Pell's Equation 41

The continued fraction expansion of $\sqrt{41} = \big[6,\overline{2,2,12}\big]$ has period $3$ , which is odd. Thus the fundamental solution of the equation $p^2 - 41q^2 \; = \; -1$ is derived from the second convergent $\tfrac{32}{5}$ of the continued fraction expansion of $\sqrt{41}$ , so that $p=32$ and $q=5$ . Thus the fundamental solution of the equation $p^2 - 41q^2 \; = \; 1$ comes from the square $(32 + 5\sqrt{41})^2 \,=\, 2049 + 320\sqrt{41}$ , so that $p=2049$ and $q=320$ . Thus $p+q = \boxed{2369}$ .
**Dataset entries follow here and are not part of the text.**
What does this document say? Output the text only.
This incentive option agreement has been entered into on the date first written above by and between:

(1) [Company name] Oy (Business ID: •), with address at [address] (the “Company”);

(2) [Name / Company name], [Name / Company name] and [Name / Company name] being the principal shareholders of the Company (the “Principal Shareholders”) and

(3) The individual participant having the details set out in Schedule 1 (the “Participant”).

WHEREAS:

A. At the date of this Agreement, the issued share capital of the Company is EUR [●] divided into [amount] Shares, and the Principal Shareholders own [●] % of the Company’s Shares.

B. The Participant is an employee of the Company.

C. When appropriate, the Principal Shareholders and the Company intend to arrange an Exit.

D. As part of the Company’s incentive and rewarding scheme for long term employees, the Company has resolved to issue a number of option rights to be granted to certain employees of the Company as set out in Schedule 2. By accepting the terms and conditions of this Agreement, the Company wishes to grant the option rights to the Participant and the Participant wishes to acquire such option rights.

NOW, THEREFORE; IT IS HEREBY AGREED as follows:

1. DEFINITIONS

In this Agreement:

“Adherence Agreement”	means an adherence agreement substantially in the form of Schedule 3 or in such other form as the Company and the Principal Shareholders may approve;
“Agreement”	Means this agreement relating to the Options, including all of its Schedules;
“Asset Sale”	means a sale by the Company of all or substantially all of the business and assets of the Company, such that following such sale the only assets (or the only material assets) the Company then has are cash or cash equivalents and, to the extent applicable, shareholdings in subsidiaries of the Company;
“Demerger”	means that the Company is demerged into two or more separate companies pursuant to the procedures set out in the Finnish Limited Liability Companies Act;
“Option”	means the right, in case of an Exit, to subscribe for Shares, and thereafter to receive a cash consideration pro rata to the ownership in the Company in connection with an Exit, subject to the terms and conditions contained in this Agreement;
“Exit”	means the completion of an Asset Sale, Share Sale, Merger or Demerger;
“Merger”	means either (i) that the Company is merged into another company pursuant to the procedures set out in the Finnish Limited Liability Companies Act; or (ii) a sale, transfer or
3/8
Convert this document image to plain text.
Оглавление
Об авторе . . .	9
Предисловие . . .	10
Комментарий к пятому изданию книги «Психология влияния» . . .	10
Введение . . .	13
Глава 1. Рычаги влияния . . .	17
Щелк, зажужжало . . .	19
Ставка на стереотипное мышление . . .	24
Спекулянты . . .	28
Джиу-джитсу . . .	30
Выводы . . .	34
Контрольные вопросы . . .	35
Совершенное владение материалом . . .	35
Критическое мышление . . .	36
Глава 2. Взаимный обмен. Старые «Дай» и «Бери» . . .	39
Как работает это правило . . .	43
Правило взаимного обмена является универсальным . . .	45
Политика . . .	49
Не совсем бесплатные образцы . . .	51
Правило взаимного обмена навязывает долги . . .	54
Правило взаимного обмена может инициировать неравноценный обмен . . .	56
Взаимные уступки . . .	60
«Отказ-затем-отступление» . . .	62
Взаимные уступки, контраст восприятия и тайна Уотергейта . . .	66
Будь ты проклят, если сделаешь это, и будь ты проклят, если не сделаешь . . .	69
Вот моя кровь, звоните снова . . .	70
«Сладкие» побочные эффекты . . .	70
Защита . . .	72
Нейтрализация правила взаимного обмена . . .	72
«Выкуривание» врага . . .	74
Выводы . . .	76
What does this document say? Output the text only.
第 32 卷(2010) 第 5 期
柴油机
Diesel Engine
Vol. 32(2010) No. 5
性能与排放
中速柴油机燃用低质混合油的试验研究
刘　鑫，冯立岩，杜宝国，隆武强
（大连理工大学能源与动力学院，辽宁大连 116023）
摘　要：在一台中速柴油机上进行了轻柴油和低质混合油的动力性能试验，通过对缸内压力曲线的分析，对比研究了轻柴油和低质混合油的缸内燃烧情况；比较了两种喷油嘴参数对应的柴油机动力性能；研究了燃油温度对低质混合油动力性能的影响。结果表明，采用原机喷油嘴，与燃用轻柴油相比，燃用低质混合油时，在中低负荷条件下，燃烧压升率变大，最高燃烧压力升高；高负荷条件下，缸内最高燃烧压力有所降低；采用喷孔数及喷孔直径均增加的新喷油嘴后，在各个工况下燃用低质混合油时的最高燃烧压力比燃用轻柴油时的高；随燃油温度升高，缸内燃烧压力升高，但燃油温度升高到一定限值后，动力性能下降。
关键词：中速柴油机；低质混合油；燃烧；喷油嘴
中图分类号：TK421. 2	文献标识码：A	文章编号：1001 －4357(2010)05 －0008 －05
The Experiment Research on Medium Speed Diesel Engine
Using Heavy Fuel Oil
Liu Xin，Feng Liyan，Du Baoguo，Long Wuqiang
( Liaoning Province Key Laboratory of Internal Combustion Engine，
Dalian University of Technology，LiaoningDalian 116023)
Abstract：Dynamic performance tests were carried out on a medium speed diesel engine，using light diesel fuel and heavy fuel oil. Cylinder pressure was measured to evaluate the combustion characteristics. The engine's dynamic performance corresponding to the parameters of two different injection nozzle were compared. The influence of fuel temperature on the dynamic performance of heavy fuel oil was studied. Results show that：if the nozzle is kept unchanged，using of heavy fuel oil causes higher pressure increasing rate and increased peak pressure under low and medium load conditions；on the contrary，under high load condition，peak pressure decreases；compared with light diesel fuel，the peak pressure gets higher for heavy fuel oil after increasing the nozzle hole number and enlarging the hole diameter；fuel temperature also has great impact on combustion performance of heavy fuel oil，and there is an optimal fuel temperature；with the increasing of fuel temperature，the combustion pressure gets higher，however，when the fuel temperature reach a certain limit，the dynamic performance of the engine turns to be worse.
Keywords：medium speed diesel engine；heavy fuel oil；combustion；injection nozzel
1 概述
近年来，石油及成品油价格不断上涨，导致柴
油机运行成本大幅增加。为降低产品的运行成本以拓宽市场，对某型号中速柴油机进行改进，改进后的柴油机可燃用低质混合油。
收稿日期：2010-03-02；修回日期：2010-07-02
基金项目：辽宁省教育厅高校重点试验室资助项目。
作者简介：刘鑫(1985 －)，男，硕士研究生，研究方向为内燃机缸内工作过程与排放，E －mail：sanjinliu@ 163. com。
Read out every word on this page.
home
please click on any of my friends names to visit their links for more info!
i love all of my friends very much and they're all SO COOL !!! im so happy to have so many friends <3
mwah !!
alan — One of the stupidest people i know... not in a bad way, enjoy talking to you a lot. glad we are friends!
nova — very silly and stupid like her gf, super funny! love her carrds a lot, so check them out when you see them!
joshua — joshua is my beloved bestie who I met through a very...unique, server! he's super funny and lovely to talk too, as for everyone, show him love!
$x^2-41y^2=1 \\ \frac{x^2}{y^2}-41=\frac{1}{y^2} \\ \frac{x^2}{y^2}=41+\frac{1}{y^2}$

As $y^2$ increases exponentially, the value of $\frac{1}{y^2}$ gets negligible. So we can write the equation as

$\frac{x^2}{y^2} \approx 41 \\ \frac{x}{y} \approx \sqrt{41}$

So we just need to check pairs of $x$ and $y$ such that $\frac{x}{y}$ converge to $\sqrt{41}$ .

To make the search easier, continued fraction of the square root can be found. Continued fraction appears to be $[6; \overline{2, 2, 12}]$ . On testing a few partial sums, it can be found that $x = 2049$ and $y = 320$ works.